The correlations between GJH and clinical symptoms are not clear. Al-Rawi et al.(24) showed a correlation between GJH and the presence of joint complaints, ligamentous sprains and flat feet among 1,774 university students. Conversely, Mikkelsson et al.(25) and Leone et al.(26) demonstrated no association between GJH and musculoskeletal pain on school children. Pes planus was the most common clinical finding in our study (34.3%). Although Adib et al.(5) indicated that pes planus was one of the main features in children with GJH, this is not so only in children with GJH but in all children. Proprioception is disturbed in children with GJH, resulting in difficulty in determining angular joint location. So, the clinical result of GJH may lead to repetitive joint injuries. The major presenting symptom was ankle sprain in our study.

This study has some limitations. We did not assess the musculoskeletal pain or findings undertaken by non-hypermobile children. Therefore, prospective follow-up studies comparing hypermobile and non-hypermobile children are needed to answer the question of whether GJH can increase the risk of future musculoskeletal symptoms. Also, the lack of data in the current study regarding the types of activities children were participating in and injury-related versus non-injury-related sprain limit the clinical significance of the findings. Interestingly, headache was the second most common symptom after ankle sprain. It was caused by servicogenic origin resulting from excessive intersegmental vertebral motion or by the spontaneous intracranial hypotension arising from the leakage from dural membranes fragility or by the involvement of temporalis muscles in temporomandibular dysfunction resulting in tension type headache with pericranial tenderness.(27-29) Likewise, Butt et al.(30) found that headache was the most common non-specific symptom in hypermobile individuals.

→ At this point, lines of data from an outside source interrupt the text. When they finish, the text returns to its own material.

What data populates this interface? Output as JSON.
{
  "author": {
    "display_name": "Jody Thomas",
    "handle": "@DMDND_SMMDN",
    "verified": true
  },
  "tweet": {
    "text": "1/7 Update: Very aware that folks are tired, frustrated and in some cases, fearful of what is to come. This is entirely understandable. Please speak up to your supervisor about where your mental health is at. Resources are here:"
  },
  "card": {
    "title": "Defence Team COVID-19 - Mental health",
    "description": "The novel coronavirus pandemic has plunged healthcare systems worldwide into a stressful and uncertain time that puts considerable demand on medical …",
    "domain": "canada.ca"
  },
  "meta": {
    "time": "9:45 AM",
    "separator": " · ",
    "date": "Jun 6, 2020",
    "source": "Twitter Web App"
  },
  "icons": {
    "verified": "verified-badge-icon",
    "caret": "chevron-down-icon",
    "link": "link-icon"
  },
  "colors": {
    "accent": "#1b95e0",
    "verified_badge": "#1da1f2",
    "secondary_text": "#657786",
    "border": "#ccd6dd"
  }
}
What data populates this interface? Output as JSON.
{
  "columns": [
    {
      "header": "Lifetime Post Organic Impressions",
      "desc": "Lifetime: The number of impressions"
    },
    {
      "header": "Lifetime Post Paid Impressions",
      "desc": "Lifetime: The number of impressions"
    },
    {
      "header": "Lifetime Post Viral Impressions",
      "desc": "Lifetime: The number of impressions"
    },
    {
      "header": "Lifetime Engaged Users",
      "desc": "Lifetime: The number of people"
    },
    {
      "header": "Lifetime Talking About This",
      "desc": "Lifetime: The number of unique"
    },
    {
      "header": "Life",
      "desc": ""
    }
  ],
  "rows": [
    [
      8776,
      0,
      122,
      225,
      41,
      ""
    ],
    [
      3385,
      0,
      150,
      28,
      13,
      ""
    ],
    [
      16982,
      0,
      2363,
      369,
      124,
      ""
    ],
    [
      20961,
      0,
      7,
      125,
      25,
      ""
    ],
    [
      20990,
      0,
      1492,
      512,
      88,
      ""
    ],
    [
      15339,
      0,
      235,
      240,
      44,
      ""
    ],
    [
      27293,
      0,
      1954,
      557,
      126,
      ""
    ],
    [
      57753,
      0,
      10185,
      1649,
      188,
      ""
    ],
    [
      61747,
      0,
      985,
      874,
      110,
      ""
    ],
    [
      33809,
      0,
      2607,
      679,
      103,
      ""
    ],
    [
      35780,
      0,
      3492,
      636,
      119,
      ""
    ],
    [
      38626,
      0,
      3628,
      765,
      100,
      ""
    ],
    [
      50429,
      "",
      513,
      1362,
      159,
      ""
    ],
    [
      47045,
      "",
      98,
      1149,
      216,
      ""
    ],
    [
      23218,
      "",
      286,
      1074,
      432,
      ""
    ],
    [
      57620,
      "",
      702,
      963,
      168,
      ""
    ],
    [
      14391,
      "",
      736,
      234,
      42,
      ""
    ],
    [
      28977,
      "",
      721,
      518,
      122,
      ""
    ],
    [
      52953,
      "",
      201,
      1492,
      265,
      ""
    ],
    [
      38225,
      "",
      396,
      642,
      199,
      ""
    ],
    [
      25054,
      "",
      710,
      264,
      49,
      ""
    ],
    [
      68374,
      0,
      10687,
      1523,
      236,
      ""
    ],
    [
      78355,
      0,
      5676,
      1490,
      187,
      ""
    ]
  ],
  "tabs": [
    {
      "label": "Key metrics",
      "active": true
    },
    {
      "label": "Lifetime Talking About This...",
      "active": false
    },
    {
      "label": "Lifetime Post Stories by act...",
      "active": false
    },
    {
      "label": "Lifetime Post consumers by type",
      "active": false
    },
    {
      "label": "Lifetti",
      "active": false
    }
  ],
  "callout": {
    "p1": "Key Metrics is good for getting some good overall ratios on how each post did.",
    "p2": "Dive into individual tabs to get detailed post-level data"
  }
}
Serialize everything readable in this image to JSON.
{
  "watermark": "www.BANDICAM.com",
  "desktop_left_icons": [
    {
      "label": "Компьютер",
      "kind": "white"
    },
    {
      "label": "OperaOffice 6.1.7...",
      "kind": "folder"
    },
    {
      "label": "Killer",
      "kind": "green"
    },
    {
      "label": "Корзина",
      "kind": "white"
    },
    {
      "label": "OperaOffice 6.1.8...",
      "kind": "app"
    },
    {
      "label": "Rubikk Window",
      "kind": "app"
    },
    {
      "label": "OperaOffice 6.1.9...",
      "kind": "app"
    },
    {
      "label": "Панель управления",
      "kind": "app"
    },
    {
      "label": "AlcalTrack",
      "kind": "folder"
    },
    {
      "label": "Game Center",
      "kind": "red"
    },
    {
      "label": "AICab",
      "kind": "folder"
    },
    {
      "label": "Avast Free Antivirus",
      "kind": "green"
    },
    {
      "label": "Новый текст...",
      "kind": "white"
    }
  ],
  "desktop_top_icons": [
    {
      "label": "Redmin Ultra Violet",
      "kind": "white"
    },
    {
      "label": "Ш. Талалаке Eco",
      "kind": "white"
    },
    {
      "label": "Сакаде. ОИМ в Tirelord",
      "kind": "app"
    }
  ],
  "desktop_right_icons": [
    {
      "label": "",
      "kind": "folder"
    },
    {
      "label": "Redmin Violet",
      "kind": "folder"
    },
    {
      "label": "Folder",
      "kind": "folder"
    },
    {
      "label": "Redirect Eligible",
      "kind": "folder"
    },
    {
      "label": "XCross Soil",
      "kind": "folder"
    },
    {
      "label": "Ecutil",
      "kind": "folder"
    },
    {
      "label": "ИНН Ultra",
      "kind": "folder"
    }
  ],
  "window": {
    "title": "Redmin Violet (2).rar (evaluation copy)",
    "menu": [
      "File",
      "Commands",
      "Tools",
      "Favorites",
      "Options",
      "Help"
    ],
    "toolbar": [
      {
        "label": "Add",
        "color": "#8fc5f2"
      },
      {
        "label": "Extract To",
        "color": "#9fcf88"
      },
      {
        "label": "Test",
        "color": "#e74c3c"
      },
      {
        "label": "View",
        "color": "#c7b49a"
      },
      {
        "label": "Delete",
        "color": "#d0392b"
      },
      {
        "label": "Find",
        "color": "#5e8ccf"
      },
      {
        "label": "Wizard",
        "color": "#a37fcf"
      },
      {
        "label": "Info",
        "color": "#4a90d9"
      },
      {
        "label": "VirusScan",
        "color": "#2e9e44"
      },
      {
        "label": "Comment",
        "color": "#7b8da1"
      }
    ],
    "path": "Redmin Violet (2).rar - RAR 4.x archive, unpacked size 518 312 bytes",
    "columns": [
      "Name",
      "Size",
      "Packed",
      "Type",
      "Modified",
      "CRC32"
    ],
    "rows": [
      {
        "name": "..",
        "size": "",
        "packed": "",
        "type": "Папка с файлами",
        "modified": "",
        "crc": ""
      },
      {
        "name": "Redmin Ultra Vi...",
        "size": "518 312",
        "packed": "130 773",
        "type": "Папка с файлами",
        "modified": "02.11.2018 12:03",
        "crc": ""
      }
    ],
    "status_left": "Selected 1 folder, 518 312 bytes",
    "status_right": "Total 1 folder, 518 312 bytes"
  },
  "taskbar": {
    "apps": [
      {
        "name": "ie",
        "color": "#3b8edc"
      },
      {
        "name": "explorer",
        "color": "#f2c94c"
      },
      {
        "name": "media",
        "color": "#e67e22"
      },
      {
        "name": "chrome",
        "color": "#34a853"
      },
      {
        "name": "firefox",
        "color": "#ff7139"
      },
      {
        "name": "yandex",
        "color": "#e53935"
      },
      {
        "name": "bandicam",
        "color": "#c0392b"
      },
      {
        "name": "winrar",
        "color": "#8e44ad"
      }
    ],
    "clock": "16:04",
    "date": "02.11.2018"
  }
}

In conclusion, similar to that found in children from many countries, GJH is a common clinical condition in Turkish school-age children. We detected no relationship between joint hypermobility prevalence and scoliosis, curve size or curve pattern. GJH should be taken into account in children when evaluating musculoskeletal complaints and planning physiotherapy. Detection of joint hypermobility in children is necessary, considering that it might cause, in the long-term, postural alterations, pain and joint instability.

Citation: Bozkurt S, Kayalar G, Tezel N, Güler T, Kesikburun B, Denizli M, et al. Hypermobility frequency in school children: Relationship with idiopathic scoliosis, age, sex and musculoskeletal problems. Arch Rheumatol 2019;34(x):i-vi.

Conflict of Interest

The authors declared no conflicts of interest with respect to the authorship and/or publication of this article.

Financial Disclosure

The authors received no financial support for the research and/or authorship of this article.